Data analysis is a valuable tool that companies can apply to maintain a competitive edge. In this Acceleration Case Study, learn how The Home Depot transitioned to a cloud-based data warehouse to improve data management with Google Cloud‘s BigQuery data management platform. With the shift in strategy, The Home Depot can better integrate its business operations to manage performance as well as empower workers to meet customer demand.
Business Challenge – Managing an Ever-Growing Amount of Data
The Home Depot is one of the most popular home improvement store chains, with more than 2,200 stores and 50,000 products. Focusing on data analysis continuously plays a vital role in the company’s success. Its use cases include creating detailed sales forecasts, resupplying inventory, and maintaining performance scorecards.
- They set the following goals:
- Improve business operations
- Better manage performance
- Empower workers
- Meet customer demand
- Manage performance, cost, and data priorities
Maintaining a competitive edge in today’s business environment requires a greater data-driven approach than was possible with The Home Depot’s legacy technology. Because of all the data required for analysis, its on-premise data warehouse was under much stress. The rapid growth of data created significant challenges in performance, cost, and managing data priorities. Adding more capacity for all the data required a lot of planning and testing.

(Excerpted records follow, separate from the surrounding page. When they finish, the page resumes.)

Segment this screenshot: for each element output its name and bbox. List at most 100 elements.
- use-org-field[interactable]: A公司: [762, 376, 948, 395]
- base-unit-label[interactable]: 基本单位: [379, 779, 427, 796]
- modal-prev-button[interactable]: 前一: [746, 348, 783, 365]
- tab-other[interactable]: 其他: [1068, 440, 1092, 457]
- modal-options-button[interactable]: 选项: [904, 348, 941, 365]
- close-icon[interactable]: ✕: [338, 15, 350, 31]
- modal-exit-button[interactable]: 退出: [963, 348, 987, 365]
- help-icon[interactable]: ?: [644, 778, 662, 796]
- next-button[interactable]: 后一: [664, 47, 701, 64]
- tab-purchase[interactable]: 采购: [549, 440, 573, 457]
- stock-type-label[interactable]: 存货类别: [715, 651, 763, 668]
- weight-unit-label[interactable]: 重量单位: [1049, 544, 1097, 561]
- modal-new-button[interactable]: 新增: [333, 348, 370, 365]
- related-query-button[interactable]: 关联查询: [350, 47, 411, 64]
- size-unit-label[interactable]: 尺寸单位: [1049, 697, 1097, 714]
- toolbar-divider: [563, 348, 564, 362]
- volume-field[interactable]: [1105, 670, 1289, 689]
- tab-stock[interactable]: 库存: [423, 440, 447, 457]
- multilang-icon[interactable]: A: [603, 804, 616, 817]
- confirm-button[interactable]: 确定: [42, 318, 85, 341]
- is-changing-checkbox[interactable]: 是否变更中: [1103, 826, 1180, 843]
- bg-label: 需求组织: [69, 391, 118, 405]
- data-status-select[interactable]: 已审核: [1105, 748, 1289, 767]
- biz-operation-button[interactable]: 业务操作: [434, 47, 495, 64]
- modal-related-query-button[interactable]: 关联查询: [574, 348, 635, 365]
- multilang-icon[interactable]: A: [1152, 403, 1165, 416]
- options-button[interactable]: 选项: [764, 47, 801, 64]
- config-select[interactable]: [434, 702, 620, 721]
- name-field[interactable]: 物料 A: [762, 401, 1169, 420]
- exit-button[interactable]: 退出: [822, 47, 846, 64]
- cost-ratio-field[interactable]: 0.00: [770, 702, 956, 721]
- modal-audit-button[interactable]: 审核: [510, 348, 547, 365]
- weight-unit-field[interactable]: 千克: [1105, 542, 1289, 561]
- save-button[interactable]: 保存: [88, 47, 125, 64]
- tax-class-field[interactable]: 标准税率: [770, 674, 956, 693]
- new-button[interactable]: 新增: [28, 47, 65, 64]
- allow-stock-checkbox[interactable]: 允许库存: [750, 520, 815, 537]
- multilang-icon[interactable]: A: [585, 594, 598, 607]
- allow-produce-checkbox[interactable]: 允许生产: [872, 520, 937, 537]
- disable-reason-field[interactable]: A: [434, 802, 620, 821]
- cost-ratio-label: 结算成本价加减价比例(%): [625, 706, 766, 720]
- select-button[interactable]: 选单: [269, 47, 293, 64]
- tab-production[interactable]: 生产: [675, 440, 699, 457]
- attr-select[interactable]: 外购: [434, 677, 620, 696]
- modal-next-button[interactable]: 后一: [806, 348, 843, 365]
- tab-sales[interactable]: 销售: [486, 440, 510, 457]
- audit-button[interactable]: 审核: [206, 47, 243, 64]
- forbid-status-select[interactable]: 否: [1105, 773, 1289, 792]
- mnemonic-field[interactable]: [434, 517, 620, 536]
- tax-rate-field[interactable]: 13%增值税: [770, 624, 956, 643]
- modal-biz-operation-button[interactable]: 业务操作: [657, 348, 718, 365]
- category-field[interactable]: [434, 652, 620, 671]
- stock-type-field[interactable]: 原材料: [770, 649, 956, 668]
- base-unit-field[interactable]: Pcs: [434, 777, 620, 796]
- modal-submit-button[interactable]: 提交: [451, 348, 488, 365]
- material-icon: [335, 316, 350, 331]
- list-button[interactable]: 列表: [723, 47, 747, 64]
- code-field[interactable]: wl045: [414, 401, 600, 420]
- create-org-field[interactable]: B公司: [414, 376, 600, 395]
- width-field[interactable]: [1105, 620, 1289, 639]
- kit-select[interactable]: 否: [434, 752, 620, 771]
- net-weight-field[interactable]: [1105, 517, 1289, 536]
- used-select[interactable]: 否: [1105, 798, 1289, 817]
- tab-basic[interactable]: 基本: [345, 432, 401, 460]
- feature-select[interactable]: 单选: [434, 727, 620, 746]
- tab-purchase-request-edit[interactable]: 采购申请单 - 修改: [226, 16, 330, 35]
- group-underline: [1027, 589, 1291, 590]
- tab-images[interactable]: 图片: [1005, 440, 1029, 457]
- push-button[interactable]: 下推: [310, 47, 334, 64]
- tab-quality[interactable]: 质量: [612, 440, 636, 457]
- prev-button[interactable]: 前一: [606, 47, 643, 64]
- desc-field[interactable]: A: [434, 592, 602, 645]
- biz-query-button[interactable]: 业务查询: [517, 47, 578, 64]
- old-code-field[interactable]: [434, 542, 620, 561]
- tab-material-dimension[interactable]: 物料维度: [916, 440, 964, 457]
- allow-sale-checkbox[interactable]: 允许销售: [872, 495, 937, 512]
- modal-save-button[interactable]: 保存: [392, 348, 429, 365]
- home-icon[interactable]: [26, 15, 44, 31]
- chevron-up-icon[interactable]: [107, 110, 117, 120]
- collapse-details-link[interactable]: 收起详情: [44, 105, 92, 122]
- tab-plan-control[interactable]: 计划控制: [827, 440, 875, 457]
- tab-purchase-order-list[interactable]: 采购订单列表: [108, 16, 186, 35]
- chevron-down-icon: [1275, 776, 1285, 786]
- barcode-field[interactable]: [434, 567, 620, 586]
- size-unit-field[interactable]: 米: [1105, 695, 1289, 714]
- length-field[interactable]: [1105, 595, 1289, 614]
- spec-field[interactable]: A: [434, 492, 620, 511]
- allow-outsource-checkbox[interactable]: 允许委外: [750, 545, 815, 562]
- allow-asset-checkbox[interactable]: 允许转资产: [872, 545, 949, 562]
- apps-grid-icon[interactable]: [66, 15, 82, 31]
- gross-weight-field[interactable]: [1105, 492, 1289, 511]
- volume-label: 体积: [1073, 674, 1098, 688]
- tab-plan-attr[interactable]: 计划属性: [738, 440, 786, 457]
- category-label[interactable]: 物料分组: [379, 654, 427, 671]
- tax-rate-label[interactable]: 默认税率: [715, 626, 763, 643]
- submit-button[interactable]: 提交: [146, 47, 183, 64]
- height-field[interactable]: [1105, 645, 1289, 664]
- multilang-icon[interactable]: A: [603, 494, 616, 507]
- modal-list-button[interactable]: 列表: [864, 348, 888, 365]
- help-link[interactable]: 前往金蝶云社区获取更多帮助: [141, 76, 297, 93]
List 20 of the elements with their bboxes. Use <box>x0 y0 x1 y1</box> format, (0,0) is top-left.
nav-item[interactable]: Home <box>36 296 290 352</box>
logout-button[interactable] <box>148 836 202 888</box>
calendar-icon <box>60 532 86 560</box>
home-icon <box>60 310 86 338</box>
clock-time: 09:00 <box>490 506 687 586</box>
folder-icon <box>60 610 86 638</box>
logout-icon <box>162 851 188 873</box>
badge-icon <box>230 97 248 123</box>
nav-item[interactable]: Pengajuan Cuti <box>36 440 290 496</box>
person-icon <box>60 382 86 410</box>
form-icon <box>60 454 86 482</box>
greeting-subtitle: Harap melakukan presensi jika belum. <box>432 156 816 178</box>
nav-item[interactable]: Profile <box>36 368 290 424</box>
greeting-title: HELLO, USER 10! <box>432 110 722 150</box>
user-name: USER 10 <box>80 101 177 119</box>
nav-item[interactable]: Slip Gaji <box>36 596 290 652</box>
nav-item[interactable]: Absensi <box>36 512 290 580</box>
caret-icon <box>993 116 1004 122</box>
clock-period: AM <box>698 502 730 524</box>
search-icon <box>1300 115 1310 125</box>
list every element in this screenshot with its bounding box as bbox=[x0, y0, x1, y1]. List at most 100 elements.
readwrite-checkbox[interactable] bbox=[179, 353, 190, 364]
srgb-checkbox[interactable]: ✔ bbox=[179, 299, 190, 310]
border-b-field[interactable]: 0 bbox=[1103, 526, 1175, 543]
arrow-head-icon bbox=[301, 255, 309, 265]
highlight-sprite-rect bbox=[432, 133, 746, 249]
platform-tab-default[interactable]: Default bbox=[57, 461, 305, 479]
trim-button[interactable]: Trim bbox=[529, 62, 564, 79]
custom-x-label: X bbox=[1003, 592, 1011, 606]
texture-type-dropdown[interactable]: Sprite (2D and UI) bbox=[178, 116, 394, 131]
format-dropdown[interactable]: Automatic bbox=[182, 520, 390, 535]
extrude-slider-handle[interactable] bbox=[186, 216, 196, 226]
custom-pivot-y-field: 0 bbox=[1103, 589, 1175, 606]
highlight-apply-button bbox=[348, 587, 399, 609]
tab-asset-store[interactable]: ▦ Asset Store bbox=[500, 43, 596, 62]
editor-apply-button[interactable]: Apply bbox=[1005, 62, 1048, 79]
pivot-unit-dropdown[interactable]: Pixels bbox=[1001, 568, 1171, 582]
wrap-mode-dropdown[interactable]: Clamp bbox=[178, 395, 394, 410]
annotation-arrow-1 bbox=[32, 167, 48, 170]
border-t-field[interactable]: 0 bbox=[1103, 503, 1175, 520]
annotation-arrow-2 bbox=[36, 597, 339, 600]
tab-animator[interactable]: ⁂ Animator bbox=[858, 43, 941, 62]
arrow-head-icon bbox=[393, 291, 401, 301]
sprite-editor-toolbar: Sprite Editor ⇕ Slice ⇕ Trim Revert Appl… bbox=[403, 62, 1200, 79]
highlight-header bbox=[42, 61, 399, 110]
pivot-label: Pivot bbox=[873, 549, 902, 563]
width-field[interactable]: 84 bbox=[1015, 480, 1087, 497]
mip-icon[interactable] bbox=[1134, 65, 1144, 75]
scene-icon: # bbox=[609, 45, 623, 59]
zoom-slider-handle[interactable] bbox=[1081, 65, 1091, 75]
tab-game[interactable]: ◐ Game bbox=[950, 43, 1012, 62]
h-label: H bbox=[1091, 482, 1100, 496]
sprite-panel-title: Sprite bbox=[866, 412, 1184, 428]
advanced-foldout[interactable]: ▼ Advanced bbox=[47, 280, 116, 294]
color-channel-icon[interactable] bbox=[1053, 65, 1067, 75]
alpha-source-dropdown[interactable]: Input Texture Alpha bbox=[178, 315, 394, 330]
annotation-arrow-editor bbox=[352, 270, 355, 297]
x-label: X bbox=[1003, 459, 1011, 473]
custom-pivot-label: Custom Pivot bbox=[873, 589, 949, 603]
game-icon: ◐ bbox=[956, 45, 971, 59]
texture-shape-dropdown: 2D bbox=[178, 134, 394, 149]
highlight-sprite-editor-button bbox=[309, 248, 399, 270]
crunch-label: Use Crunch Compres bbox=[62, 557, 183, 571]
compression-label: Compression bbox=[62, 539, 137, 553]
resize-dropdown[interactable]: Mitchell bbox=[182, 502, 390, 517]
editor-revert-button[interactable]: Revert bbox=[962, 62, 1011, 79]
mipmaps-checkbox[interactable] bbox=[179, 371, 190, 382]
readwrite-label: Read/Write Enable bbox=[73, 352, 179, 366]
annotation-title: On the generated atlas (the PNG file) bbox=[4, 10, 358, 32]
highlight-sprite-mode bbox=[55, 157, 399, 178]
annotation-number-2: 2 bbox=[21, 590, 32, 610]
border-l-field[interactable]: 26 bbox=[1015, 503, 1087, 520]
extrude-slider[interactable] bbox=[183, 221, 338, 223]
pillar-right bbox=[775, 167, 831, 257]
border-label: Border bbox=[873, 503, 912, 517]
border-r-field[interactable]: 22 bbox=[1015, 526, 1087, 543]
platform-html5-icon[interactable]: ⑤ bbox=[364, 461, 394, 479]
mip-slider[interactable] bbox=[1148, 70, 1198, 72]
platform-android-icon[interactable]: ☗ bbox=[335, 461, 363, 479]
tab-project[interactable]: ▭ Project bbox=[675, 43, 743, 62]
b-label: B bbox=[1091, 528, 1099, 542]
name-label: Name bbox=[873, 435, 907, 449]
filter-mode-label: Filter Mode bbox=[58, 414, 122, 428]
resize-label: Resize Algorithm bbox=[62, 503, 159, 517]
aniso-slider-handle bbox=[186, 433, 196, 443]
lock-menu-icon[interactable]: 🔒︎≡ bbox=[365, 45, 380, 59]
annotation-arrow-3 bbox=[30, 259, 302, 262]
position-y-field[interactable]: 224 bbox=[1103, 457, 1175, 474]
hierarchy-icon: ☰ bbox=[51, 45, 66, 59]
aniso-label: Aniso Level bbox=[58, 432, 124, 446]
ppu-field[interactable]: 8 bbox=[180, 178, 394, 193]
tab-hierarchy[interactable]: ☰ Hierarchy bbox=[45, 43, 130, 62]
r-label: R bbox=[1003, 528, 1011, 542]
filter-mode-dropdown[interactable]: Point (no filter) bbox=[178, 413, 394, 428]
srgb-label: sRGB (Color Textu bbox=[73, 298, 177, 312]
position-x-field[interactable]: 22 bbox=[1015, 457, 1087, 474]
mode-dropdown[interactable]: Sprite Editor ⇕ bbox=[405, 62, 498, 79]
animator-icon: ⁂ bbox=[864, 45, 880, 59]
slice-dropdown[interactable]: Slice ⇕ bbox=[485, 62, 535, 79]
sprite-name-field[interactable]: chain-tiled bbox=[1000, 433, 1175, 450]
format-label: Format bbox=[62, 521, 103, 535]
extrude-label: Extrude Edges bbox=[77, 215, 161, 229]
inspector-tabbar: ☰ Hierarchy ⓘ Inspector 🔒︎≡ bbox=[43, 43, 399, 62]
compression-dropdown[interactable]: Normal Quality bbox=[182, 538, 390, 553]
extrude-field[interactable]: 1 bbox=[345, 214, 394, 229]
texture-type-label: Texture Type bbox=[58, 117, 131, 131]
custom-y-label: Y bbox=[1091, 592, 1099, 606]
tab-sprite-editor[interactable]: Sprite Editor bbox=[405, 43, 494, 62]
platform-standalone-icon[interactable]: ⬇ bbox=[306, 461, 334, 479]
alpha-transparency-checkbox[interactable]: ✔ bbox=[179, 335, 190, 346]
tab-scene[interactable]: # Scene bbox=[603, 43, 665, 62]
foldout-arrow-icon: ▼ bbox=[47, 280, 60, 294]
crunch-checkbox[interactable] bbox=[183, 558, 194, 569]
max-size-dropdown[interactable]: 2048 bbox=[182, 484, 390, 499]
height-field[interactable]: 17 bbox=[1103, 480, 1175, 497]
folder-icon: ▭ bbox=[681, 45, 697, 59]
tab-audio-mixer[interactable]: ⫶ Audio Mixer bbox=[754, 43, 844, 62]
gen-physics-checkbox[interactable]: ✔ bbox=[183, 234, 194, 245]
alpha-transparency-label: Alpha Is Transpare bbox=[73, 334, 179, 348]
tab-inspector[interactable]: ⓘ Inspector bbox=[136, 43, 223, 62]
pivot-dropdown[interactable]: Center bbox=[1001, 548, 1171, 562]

And, capacity was reaching its limit, which impacted performance. It also became difficult to maintain such data-intensive workloads. So, The Home Depot needed a better way to keep up with these demands, as the capacity refresh cycles continued to shrink. Meanwhile, the need for data continued to grow rapidly.
- They aimed to accomplish these goals by:
- Implementing a data-driven approach
- Focusing on data analysis
- Using cloud technology to empower employees
- Using AI and online commerce to meet customer needs
The company decided to implement a data-driven approach to maintain a competitive edge. By using artificial intelligence and online commerce, the company could not only meet customer needs but also improve security.
Technology Solution – Using BigQuery for Data Warehouse Management
The Home Depot needed a cloud solution to keep up with its ever-growing data demands. The retailer selected Google Cloud’s BigQuery as a solution for its data warehouse. BigQuery is a scalable, “serverless” cloud data warehouse.
With BigQuery, capacity can be easily added, so service interruptions can be avoided. Standard SQL support and serverless capabilities make the cloud data warehouse relatively easy to use without complicated system administration. Also, thanks to identity and access management, The Home Depot had the flexibility to create separate Google Cloud projects without causing interference with other teams.
BigQuery’s fixed-rate monthly pricing model made it easy to stay within budget without worrying about any variable costs. At the same time, any unused capacity is available for other business use, a source of computing power without additional expenses.
The Home Depot’s legacy data warehouse consisted of 450 terabytes of data, while the BigQuery data warehouse handles more than 15 petabytes. The much larger database gives The Home Depot more flexibility for improved decision-making.
Here are some of the results of using Google Cloud’s BigQuery:
Supply Chain Use Case
On-Premise Time – 8 Hours, BigQuery Time – 5 Minutes
Finance Use Case
On-Premise Time – 14 Days, BigQuery Time – 3 Days
Customer Order Use Case
On-Premise Time – 9 Hours, BigQuery Time – 12 Minutes
Store Performance Dashboard Use Case
On-Premise Time – 51 Seconds, BigQuery Time – 2 Seconds
Sales Analysis Use Case
On-Premise Time – 120 Minutes, BigQuery Time – 20 Minutes
Data analysts at The Home Depot can now run more complex workloads than were possible before. And engineers have adapted BigQuery to monitor, analyze, and utilize application performance data in real-time throughout its stores and warehouses.